While Flinders was on Mauritius, the first volume of the account of Baudin’s voyage, assembled by the zoologist Francois Péron, was published in 1807. This volume contained portraits of people of the Cadigal, Dharawal, Gweagal, Kurringai and Darug language groups of the Sydney Harbour region by Nicolas-Martin Petit (acquired by the National Portrait Gallery in 2009). Funds were insufficient to publish maps in the first volume. Péron died in 1810. Freycinet was responsible for the second volume of the Atlas of Baudin’s voyage, published in 1811, which was full of maps, beautifully illustrated with Australian flora and fauna by Charles-Alexandre Lesueur. Freycinet’s Carte Genérale de la Nouvelle Hollande named the area between Western Port, Victoria to the islands off Ceduna, South Australia ‘Terre Napoléon’, assigned French names to locations along the way and made no mention of Flinders’s prior discoveries, with the result that it appeared that the French voyage predated the Englishman’s. (In fact, Freycinet barely mentioned Baudin, either.) By the time the second edition of Freycinet’s Atlas was published in 1824 – ten years after the publication of Flinders’s account, and nine years after Napoléon’s defeat at the Battle of Waterloo – he had replaced many of the French names along Australia’s southern coast with English ones: for example Golfe Bonaparte was re-named Spencer Gulf, and Isle Decres was renamed Kangaroo Island.

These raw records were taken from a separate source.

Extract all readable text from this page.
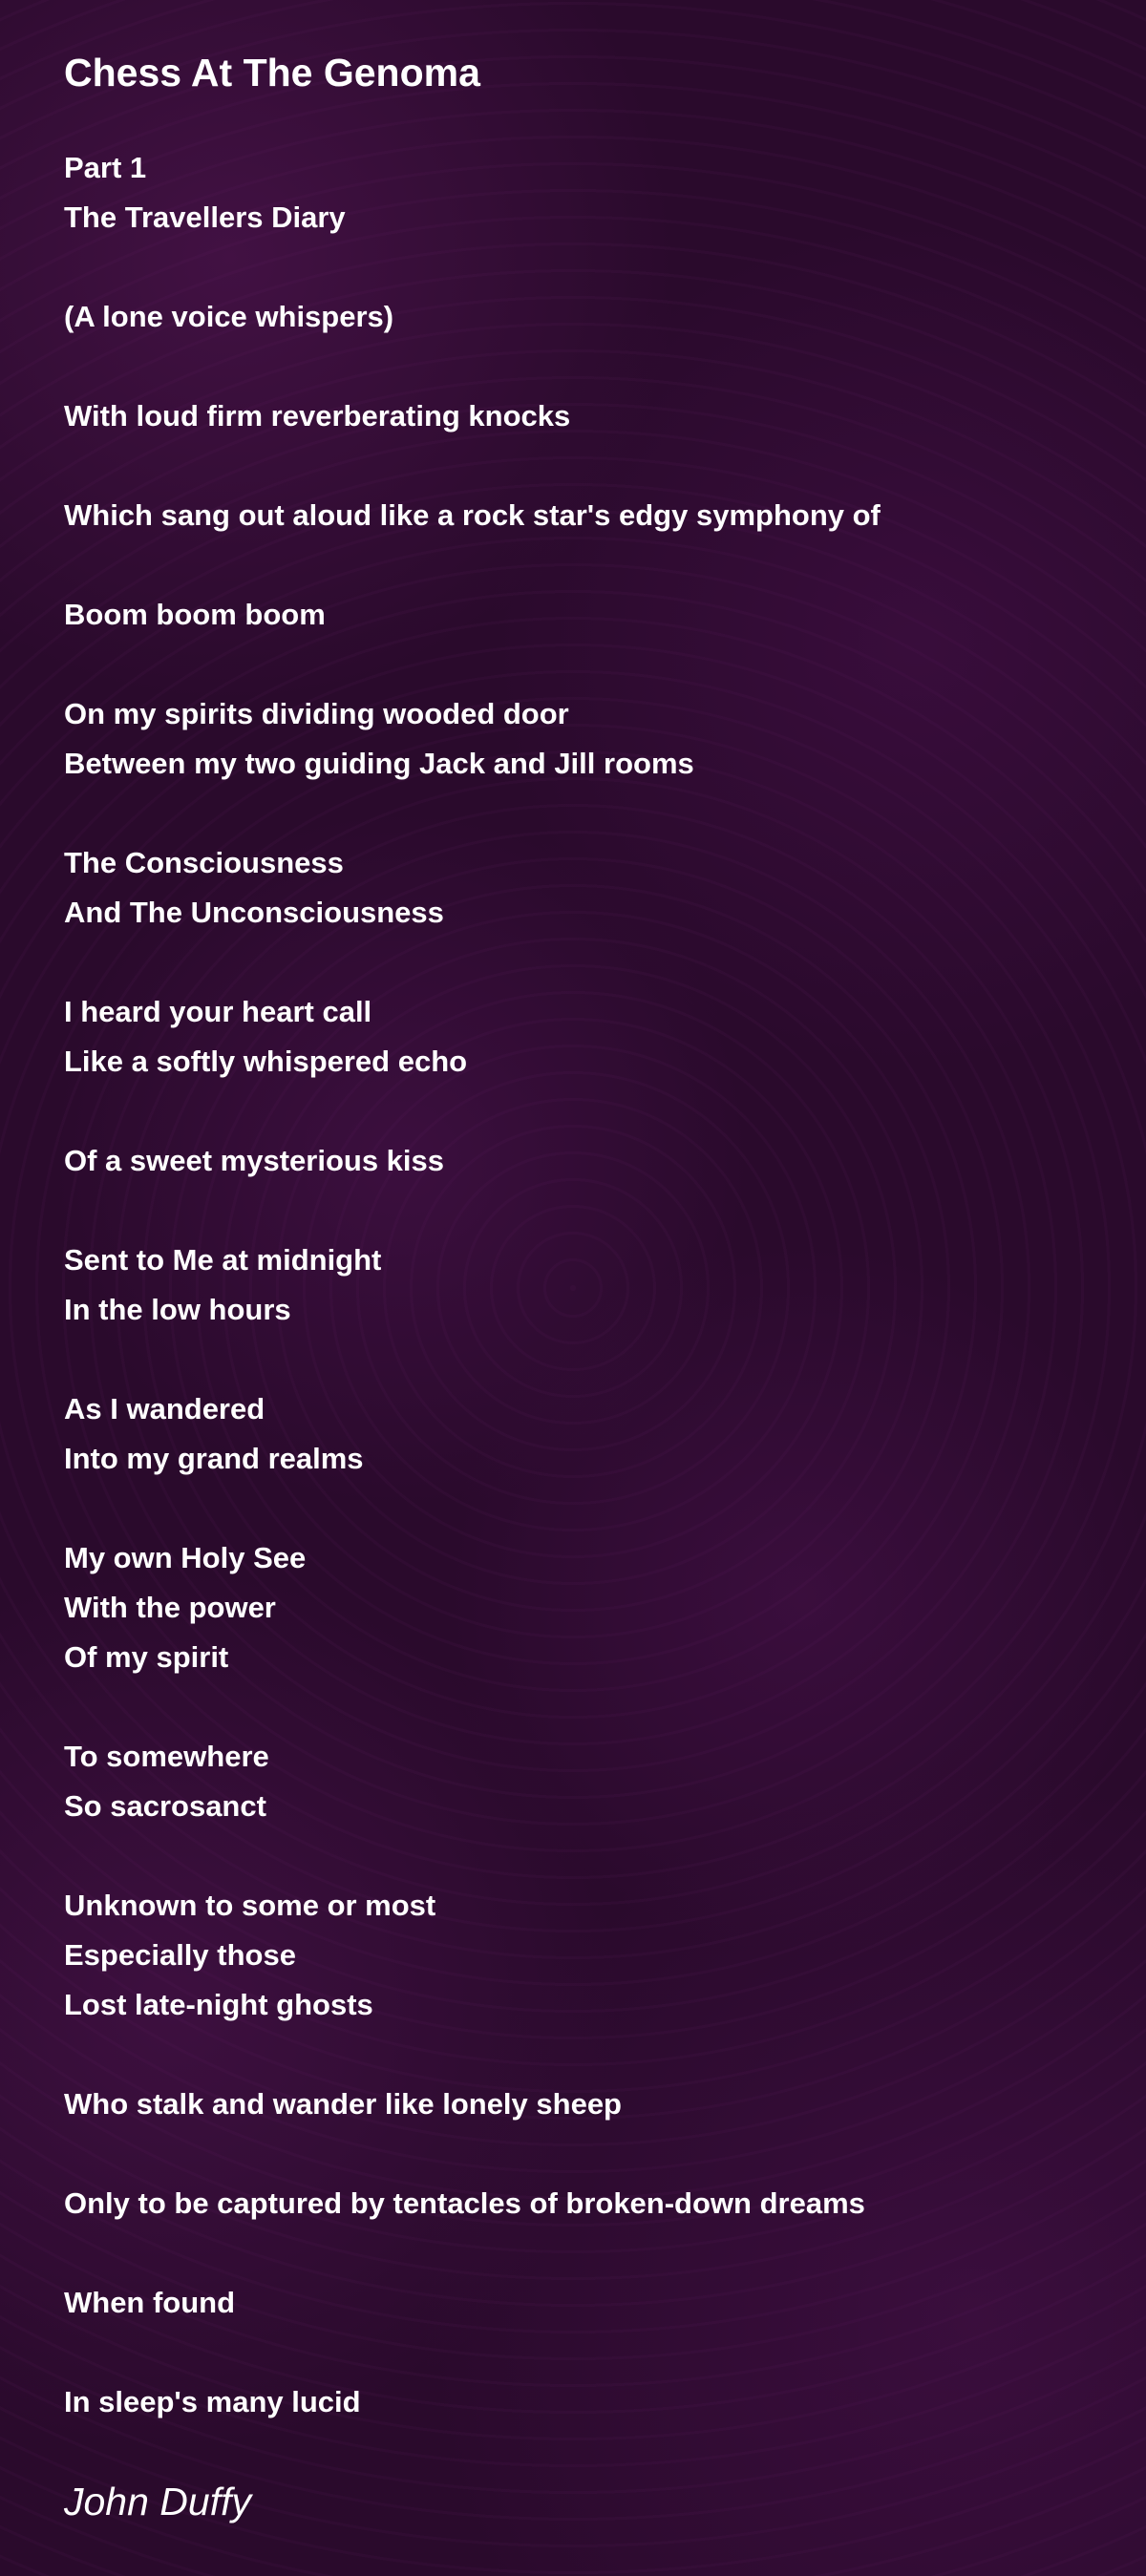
Chess At The Genoma
Part 1
The Travellers Diary
(A lone voice whispers)
With loud firm reverberating knocks
Which sang out aloud like a rock star's edgy symphony of
Boom boom boom
On my spirits dividing wooded door
Between my two guiding Jack and Jill rooms
The Consciousness
And The Unconsciousness
I heard your heart call
Like a softly whispered echo
Of a sweet mysterious kiss
Sent to Me at midnight
In the low hours
As I wandered
Into my grand realms
My own Holy See
With the power
Of my spirit
To somewhere
So sacrosanct
Unknown to some or most
Especially those
Lost late-night ghosts
Who stalk and wander like lonely sheep
Only to be captured by tentacles of broken-down dreams
When found
In sleep's many lucid
John Duffy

Freycinet was to return to Shark Bay and make a thorough survey of the area in September 1818, while commander of the Uranie (on which he famously smuggled his wife, Rose). After sailing to Timor, New Guinea and Hawaii, at the end of 1818 the Uranie stopped for a month in Port Jackson. During this period, his scientists ventured inland to the Blue Mountains. He survived Uranie’s wreckage on the Falkland Islands, negotiating the purchase of another ship and returning to France in November 1820. There, he supervised the publication of the stupendous Voyage autour du monde fait par ordre du Roi sur les corvettes de S. M. l'Uranie et la Physicienne, pendant les années 1817, 1818, 1819 et 1820; co-founded the Paris Geographical Society; and became a member of the French Academy of Sciences. Working on accounts of his voyages for much of the rest of his life, he died at his family’s Château de Freycinet, Drôme at the age of 63. The Freycinet Peninsula, Tasmania is named in his honour, as is Cape Freycinet between Cape Leeuwin and Cape Naturaliste.